Senior Republicans suggested that by telling his supporters ahead of time that the result would be fraudulent - and therefore, that their votes wouldn't count - he convinced some not to show up at the polls at all.
Georgia's Lieutenant Governor Geoff Duncan, a fellow Republican, slammed Trump over his statement yesterday.
"The statement below is another painful reminder that his pride is more important than his party," Duncan wrote.
"We can't afford [literally] four more years of failed leadership from Joe Biden.
"Please show up to vote Republicans in '22 and '24, our future depends on it."
As for the decision in Georgia to throw out his fans' latest lawsuit, in a separate statement Trump called it a "disgrace", adding that he had "little doubt" the ballots "are terrible".
"Why can't the public see the ballots? Our country is going to hell and we are not allowed transparency even in our elections," Trump said.
"The people of Georgia deserve to know the truth. So unfair to them and our Country. The fight continues, we will never give up!
"Our Elections are so corrupt and nobody wants to do anything about it!"
Georgia conducted multiple recounts to check its results in 2020, including a recount by hand.

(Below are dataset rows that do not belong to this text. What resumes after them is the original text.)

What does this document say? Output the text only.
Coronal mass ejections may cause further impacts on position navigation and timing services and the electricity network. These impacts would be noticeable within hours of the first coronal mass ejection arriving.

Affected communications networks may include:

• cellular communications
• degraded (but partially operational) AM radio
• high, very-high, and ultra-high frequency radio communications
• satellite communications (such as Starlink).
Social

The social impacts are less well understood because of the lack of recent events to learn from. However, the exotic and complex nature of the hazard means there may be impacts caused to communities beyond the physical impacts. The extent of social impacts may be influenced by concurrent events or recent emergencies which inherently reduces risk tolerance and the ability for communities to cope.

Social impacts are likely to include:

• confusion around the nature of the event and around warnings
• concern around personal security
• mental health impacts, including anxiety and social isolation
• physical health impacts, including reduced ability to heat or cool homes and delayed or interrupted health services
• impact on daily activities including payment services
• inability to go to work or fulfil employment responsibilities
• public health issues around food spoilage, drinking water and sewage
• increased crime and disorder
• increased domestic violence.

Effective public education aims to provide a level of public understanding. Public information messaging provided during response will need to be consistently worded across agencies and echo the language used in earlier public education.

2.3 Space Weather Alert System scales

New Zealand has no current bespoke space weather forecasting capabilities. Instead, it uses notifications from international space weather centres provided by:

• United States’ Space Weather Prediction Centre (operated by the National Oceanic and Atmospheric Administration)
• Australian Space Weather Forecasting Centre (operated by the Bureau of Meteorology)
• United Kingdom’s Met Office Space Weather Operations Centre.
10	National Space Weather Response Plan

No proof was uncovered supporting Trump's claims, which were also thoroughly tested in the courts.
The former president is currently under criminal investigation in the state for his attempts to pressure election officials into overturning Biden's victory there.

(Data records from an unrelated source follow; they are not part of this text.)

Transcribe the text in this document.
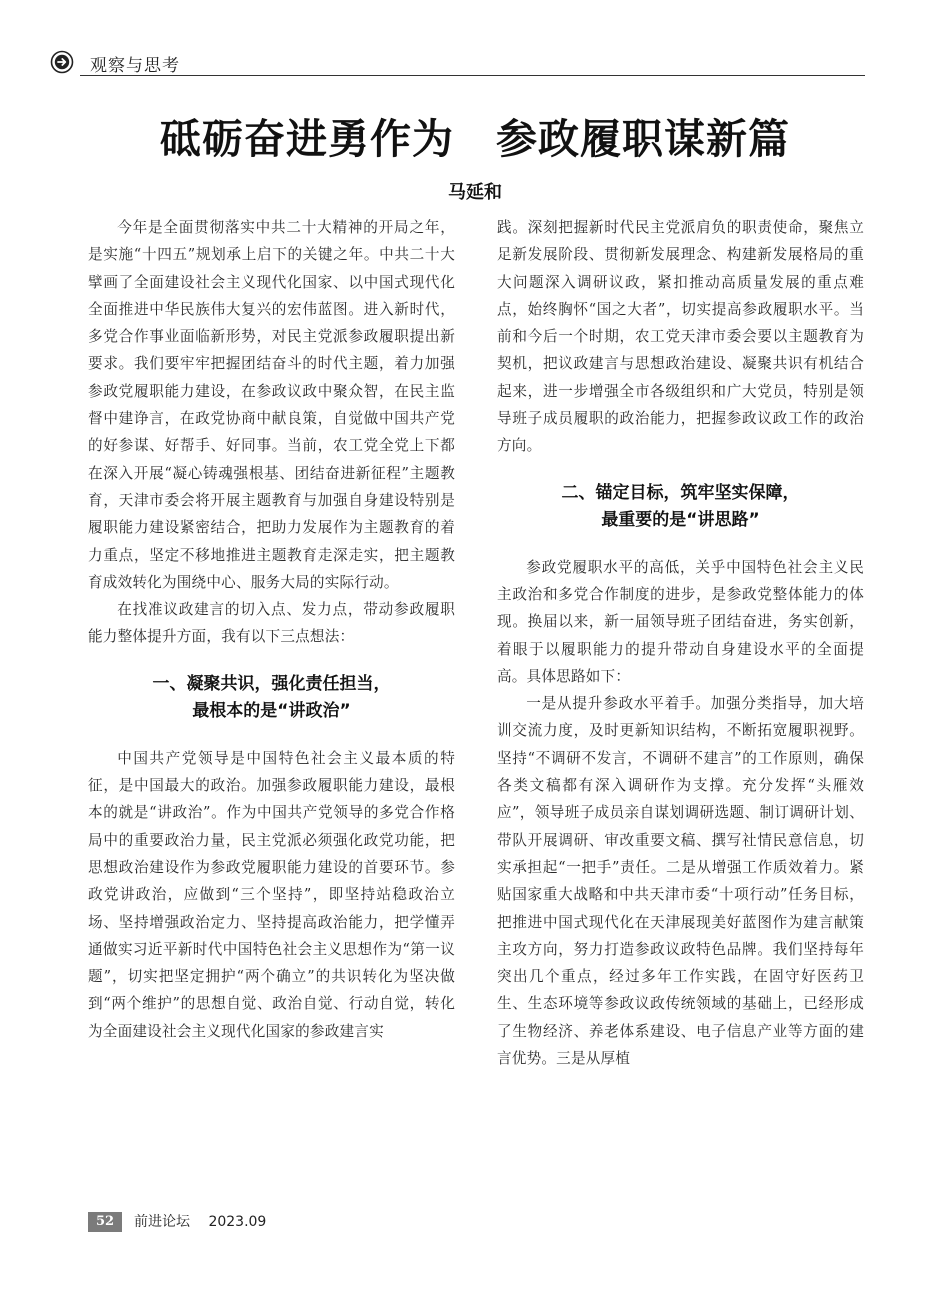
观察与思考
砥砺奋进勇作为　参政履职谋新篇
马延和

今年是全面贯彻落实中共二十大精神的开局之年，是实施“十四五”规划承上启下的关键之年。中共二十大擘画了全面建设社会主义现代化国家、以中国式现代化全面推进中华民族伟大复兴的宏伟蓝图。进入新时代，多党合作事业面临新形势，对民主党派参政履职提出新要求。我们要牢牢把握团结奋斗的时代主题，着力加强参政党履职能力建设，在参政议政中聚众智，在民主监督中建诤言，在政党协商中献良策，自觉做中国共产党的好参谋、好帮手、好同事。当前，农工党全党上下都在深入开展“凝心铸魂强根基、团结奋进新征程”主题教育，天津市委会将开展主题教育与加强自身建设特别是履职能力建设紧密结合，把助力发展作为主题教育的着力重点，坚定不移地推进主题教育走深走实，把主题教育成效转化为围绕中心、服务大局的实际行动。

在找准议政建言的切入点、发力点，带动参政履职能力整体提升方面，我有以下三点想法：

一、凝聚共识，强化责任担当，
最根本的是“讲政治”

中国共产党领导是中国特色社会主义最本质的特征，是中国最大的政治。加强参政履职能力建设，最根本的就是“讲政治”。作为中国共产党领导的多党合作格局中的重要政治力量，民主党派必须强化政党功能，把思想政治建设作为参政党履职能力建设的首要环节。参政党讲政治，应做到“三个坚持”，即坚持站稳政治立场、坚持增强政治定力、坚持提高政治能力，把学懂弄通做实习近平新时代中国特色社会主义思想作为“第一议题”，切实把坚定拥护“两个确立”的共识转化为坚决做到“两个维护”的思想自觉、政治自觉、行动自觉，转化为全面建设社会主义现代化国家的参政建言实

践。深刻把握新时代民主党派肩负的职责使命，聚焦立足新发展阶段、贯彻新发展理念、构建新发展格局的重大问题深入调研议政，紧扣推动高质量发展的重点难点，始终胸怀“国之大者”，切实提高参政履职水平。当前和今后一个时期，农工党天津市委会要以主题教育为契机，把议政建言与思想政治建设、凝聚共识有机结合起来，进一步增强全市各级组织和广大党员，特别是领导班子成员履职的政治能力，把握参政议政工作的政治方向。

二、锚定目标，筑牢坚实保障，
最重要的是“讲思路”

参政党履职水平的高低，关乎中国特色社会主义民主政治和多党合作制度的进步，是参政党整体能力的体现。换届以来，新一届领导班子团结奋进，务实创新，着眼于以履职能力的提升带动自身建设水平的全面提高。具体思路如下：

一是从提升参政水平着手。加强分类指导，加大培训交流力度，及时更新知识结构，不断拓宽履职视野。坚持“不调研不发言，不调研不建言”的工作原则，确保各类文稿都有深入调研作为支撑。充分发挥“头雁效应”，领导班子成员亲自谋划调研选题、制订调研计划、带队开展调研、审改重要文稿、撰写社情民意信息，切实承担起“一把手”责任。二是从增强工作质效着力。紧贴国家重大战略和中共天津市委“十项行动”任务目标，把推进中国式现代化在天津展现美好蓝图作为建言献策主攻方向，努力打造参政议政特色品牌。我们坚持每年突出几个重点，经过多年工作实践，在固守好医药卫生、生态环境等参政议政传统领域的基础上，已经形成了生物经济、养老体系建设、电子信息产业等方面的建言优势。三是从厚植

52	前进论坛　 2023.09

Trump's latest threat has some speculating that he may not run for president again in 2024 - something some of his Republican colleagues would welcome.

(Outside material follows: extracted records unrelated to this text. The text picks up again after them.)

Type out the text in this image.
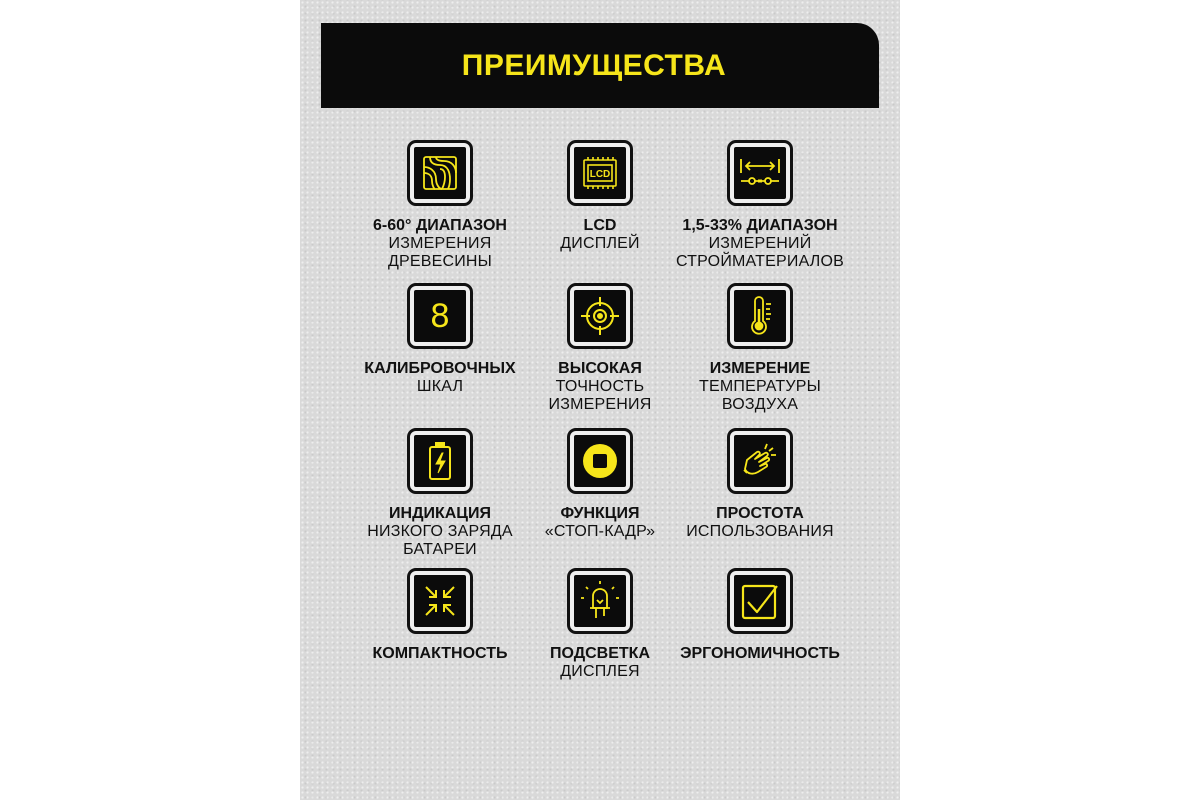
ПРЕИМУЩЕСТВА
6-60° ДИАПАЗОН
ИЗМЕРЕНИЯ
ДРЕВЕСИНЫ
LCD
LCD
ДИСПЛЕЙ
1,5-33% ДИАПАЗОН
ИЗМЕРЕНИЙ
СТРОЙМАТЕРИАЛОВ
8
КАЛИБРОВОЧНЫХ
ШКАЛ
ВЫСОКАЯ
ТОЧНОСТЬ
ИЗМЕРЕНИЯ
ИЗМЕРЕНИЕ
ТЕМПЕРАТУРЫ
ВОЗДУХА
ИНДИКАЦИЯ
НИЗКОГО ЗАРЯДА
БАТАРЕИ
ФУНКЦИЯ
«СТОП-КАДР»
ПРОСТОТА
ИСПОЛЬЗОВАНИЯ
КОМПАКТНОСТЬ	ПОДСВЕТКА
ДИСПЛЕЯ
ЭРГОНОМИЧНОСТЬ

Republican senators "with a few exceptions … definitely don't want to see Trump announce a bid before the 2022 midterm elections, fearing that could sink their hopes of winning back the Senate", according to The Hill.
"I think we're better off when he's not part of any story," said one Republican, who told the publication his view is widely shared in the GOP conference.
"He's a clinical narcissist. He threw away the election in the debate with Biden and he threw away the Senate out of spite."
Another Republican senator, whose seat is up for re-election next year, said Trump's re-emergence as a candidate would be a "gift" to Democrats who want to make the mid-terms about the former president, taking the heat off the Biden administration.
"The way my colleagues see it, he's an asset in the primaries if he's with you and then it creates challenges in the general election," he said.
"He's different than any political person that I've ever known."
A recent Pew Research poll found that, while two thirds of Republicans in the US want Trump to remain a "major political figure", fewer than half want him to seek the Republican presidential nomination a third time.
"I think there are better options out there for the Republican Party," University of Iowa senior and member of the school's College Republicans, Josh Luedtke, told the BBC.
"Yes, Donald Trump did a lot of great things for our country. But he also did a lot of dividing of the people."